This ongoing machine learning regression project is a dummy project to apply my knowledge on AI, by comparing models and conducting hyperparameter searches that are relevant to the problem I am solving, which is to create the optimum model to estimate the maximum time taken for a plant to grow to its maximum height based on continuous variables.
This is based on a data pipeline which I have collected and cleaned prior to this.
The aim is to measure which machine learning models perform best on unseen data.
Target variable: max time to ultimate height.
Features: 'Full Sun', 'Sheltered', 'Generally pest free'
This model helps to predict the time it takes for a plant to grow to its maximum height based on the above predictors.
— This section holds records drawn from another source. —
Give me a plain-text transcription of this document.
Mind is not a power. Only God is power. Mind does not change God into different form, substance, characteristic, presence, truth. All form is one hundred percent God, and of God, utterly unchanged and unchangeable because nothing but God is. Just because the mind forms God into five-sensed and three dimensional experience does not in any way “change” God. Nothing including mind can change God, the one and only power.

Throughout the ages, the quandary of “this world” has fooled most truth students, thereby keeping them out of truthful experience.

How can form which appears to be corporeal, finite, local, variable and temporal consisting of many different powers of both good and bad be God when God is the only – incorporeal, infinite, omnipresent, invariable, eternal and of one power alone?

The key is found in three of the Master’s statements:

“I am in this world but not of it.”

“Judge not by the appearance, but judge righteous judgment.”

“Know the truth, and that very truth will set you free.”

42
- Linear regression (baseline)
- Decision tree regressor
- K nearest neighbors regressor
- Ridge regression
Model | Hyperparameter | Training Score | Validation Score | R2 Score |
---|---|---|---|---|
Linear Regression (baseline) | - | 0.021 | -0.029 | -0.018 |
Decision Tree Regressor | criterion='mse' | 0.028 | -0.021 | -0.010 |
KNN | n_neighbors=4 | -0.20 | -0.184 | -0.188 |
Ridge Regression | alpha=0.1 | 0.021 | -0.029 | -0.018 |